There’s a great Oscar winning drama surrounding Byrne’s performance somewhere. As is, the movie never quite comes together the way the cast really wants it to. That’s because of the tug of war between Amanda’s character study and the plight of the poor and homeless pieces of the story a bit at war with each other. All the homeless details are admirable, as is the spotlight on predatory regressive “services” like tow companies and how it spirals any person with no money. But Tow tries to bring the whole system into its tale, with Dominic Sessa’s legal battle, Octavia Spencer and the homeless shelter life of broken women, and Simon Rex working at the tow company, among many other little side studies. This means a lot of poorly built subplots that don’t have time to breathe, and get quickly but forcibly resolved to end the story neatly; Ariana DeBose gets a character that should be like Brooks in Shawshank but is handled so poorly we forget that she’s an ACTUAL Oscar winner.
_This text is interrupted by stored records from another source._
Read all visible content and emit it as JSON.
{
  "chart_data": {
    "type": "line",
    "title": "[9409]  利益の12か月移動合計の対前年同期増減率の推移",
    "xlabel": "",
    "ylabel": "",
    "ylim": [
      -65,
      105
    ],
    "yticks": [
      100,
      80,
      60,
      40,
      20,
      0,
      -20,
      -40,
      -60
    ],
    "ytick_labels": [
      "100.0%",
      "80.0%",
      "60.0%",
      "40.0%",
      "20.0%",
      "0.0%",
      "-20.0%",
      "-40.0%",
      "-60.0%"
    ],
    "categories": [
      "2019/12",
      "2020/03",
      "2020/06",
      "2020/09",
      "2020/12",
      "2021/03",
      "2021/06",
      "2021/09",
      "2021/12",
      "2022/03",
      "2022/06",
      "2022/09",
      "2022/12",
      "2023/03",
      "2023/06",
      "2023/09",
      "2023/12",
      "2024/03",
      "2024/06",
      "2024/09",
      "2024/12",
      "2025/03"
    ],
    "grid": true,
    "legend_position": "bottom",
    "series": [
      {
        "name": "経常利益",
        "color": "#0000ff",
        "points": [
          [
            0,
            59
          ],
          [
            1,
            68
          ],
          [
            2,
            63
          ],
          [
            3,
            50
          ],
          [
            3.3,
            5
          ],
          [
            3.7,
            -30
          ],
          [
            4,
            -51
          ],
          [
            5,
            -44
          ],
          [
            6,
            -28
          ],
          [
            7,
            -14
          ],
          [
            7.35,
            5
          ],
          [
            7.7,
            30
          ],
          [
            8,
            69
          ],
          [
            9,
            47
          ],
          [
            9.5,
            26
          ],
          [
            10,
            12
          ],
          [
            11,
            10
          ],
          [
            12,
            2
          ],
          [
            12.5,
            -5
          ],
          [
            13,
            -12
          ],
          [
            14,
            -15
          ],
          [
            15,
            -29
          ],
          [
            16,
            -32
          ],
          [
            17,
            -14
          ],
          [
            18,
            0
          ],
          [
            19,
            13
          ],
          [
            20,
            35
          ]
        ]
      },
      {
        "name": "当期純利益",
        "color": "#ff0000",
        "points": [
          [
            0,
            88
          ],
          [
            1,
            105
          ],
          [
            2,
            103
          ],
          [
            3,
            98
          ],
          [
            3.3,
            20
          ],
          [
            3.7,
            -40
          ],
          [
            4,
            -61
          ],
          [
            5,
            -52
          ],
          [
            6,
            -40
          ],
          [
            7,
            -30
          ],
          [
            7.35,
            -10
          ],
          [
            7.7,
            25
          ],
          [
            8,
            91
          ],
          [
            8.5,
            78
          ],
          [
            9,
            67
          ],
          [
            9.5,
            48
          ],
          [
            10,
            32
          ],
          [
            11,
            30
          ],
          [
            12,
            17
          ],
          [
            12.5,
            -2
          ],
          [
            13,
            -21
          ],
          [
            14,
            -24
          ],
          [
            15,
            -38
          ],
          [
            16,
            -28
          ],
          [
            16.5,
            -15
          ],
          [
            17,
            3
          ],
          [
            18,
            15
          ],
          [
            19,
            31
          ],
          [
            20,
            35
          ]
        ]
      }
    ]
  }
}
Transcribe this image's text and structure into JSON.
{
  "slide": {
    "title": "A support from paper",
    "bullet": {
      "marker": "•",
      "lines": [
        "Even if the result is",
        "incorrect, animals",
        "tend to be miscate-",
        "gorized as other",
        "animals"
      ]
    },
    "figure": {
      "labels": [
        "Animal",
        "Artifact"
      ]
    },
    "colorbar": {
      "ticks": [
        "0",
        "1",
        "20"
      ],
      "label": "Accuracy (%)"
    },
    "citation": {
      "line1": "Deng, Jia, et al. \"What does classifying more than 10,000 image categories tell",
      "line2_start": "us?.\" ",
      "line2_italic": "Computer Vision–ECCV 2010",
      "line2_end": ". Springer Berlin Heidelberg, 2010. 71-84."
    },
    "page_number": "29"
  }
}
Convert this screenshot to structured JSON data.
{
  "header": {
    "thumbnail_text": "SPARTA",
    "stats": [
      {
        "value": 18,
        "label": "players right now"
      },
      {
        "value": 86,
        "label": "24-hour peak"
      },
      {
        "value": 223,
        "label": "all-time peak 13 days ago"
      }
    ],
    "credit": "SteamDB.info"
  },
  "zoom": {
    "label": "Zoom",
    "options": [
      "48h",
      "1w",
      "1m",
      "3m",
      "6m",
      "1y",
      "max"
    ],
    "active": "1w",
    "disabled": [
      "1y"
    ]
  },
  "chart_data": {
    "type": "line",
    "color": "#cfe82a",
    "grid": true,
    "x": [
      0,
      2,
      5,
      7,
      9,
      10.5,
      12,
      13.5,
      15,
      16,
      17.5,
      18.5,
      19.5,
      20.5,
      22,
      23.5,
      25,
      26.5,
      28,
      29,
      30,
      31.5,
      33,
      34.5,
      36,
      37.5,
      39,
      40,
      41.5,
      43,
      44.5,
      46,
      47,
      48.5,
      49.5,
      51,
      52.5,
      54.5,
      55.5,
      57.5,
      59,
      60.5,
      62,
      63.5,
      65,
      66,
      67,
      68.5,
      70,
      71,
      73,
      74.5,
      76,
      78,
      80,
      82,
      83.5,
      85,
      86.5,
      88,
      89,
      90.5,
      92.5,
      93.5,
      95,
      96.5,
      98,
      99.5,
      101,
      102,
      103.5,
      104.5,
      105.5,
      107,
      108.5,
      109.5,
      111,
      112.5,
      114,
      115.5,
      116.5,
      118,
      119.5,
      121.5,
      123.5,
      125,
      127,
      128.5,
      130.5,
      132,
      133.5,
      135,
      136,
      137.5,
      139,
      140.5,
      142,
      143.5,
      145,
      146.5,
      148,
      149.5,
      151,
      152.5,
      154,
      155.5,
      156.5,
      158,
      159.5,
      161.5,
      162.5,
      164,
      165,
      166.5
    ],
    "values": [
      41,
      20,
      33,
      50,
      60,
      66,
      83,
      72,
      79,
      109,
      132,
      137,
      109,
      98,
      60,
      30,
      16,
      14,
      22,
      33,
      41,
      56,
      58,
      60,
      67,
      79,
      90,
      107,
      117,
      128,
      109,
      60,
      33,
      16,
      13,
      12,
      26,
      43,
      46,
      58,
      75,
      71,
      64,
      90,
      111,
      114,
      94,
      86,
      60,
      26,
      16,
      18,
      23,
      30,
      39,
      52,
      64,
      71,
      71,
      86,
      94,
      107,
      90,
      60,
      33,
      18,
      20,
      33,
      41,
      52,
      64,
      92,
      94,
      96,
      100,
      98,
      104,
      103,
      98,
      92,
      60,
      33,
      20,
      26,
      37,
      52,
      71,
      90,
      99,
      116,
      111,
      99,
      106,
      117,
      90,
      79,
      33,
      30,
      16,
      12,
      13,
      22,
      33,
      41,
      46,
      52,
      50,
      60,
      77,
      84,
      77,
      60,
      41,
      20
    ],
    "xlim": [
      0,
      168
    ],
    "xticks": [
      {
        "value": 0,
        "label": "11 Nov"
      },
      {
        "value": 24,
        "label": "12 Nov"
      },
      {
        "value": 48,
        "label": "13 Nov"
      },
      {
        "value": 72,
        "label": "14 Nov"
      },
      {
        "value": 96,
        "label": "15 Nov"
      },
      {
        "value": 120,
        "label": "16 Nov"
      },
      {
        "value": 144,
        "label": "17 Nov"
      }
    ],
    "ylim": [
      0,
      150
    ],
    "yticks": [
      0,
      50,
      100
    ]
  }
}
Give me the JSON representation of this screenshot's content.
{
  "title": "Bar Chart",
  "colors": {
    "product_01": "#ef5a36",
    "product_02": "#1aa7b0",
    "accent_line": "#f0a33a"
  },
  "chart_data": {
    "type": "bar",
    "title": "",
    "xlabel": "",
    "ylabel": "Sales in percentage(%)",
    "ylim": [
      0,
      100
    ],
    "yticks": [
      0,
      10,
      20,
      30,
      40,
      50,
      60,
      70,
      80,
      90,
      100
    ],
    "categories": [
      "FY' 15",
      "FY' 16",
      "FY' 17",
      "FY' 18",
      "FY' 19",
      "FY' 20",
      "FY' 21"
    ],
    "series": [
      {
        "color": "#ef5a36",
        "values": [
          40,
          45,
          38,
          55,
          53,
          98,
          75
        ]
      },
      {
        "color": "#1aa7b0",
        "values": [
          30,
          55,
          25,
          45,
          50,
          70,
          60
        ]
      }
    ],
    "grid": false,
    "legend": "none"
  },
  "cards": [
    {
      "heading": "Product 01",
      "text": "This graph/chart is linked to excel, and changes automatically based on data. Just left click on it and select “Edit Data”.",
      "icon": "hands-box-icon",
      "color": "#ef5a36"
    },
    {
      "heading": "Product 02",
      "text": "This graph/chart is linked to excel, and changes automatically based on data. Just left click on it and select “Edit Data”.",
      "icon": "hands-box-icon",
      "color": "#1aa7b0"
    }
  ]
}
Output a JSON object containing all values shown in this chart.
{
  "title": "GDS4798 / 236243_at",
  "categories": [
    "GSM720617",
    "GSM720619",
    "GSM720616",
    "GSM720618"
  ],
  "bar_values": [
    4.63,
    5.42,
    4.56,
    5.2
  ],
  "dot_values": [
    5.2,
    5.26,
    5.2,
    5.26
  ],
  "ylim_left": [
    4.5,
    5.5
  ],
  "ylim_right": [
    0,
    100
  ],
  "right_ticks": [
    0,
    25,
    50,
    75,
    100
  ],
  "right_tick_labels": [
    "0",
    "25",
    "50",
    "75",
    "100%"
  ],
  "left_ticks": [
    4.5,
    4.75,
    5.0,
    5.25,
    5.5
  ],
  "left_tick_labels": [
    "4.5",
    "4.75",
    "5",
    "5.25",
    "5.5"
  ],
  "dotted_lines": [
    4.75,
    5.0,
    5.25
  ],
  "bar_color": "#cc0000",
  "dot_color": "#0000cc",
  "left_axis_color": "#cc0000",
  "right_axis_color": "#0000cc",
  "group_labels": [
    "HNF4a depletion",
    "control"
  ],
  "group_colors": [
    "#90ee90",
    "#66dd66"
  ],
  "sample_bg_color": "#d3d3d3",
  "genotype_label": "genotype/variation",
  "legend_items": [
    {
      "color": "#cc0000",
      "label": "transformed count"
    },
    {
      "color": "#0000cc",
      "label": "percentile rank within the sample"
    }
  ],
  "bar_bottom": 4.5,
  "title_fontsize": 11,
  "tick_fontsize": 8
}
I little tighter focus would have given Tow that Novemberish release it so desperately wants to be a part of during Award Season.
But alas it’s not to be. Hey, at least Amanda has her Camry back right? This is a real story y’all, and even though I thought Byrne was a little too weirdly made up, the little snippets I got of real Amanda made it clear why Byrne wanted to do the movie. Can we get this woman a fashion show please? Pet fashion show, then we could have a real life Cookie Fleck on our hands, y’all.